Here is an example from logging:
"http-/0.0.0.0:8280-248" daemon prio=10 tid=0x00007fbd0018b780 nid=0x484d waiting for monitor entry [0x00007fbbba490000] java.lang.Thread.State: BLOCKED (on object monitor) at org.apache.log4j.Category.callAppenders(Category.java:205) - waiting to lock <0x000000066b869058> (a org.apache.log4j.spi.RootLogger) at org.apache.log4j.Category.forcedLog(Category.java:391) at org.apache.log4j.Category.log(Category.java:856)
In this case,
log4j is waiting to lock a
RootLogger object and its execution is suspended (e.g. state is not RUNNABLE) until the lock is acquired.
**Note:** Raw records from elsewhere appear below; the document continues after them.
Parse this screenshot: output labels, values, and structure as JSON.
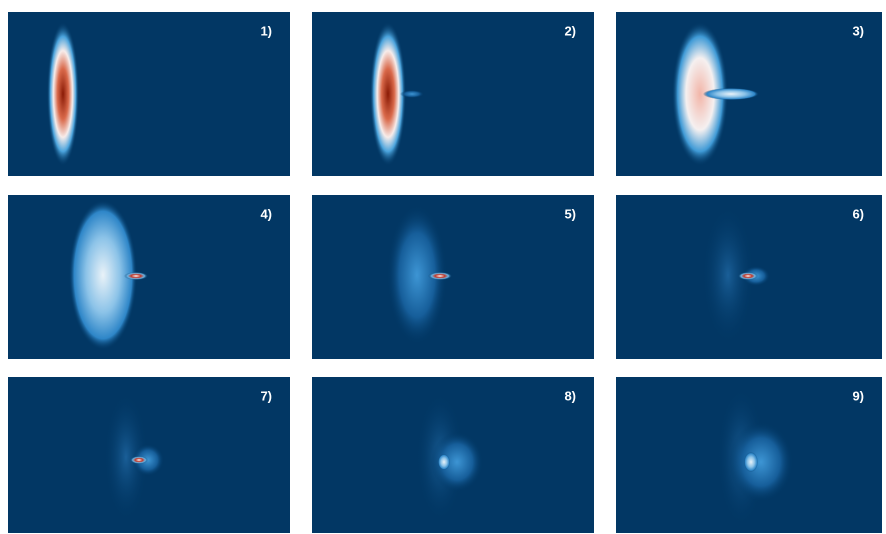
{
  "panels": [
    {
      "label": "1)"
    },
    {
      "label": "2)"
    },
    {
      "label": "3)"
    },
    {
      "label": "4)"
    },
    {
      "label": "5)"
    },
    {
      "label": "6)"
    },
    {
      "label": "7)"
    },
    {
      "label": "8)"
    },
    {
      "label": "9)"
    }
  ]
}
If searching for the
ID (0x0000...), it might display that a lot of other threads are also waiting on the same object.
If there are over a dozen or even hundreds of threads trying to call
Category.callAppenders() and are waiting to lock the same object, it is definitely a thread contention issue.
Spotify's Online Thread Dump Analyzer summarizes this result neatly:
It is a thread contention issue if a lot of threads are waiting to lock objects, and this state persists throughout multiple thread dumps.
Possible solutions to these issues are:
- Change the execution logic not to rely so much on the bottleneck, or...
- Make some configuration changes, or...
- Add more resources that can handle the load it is receiving.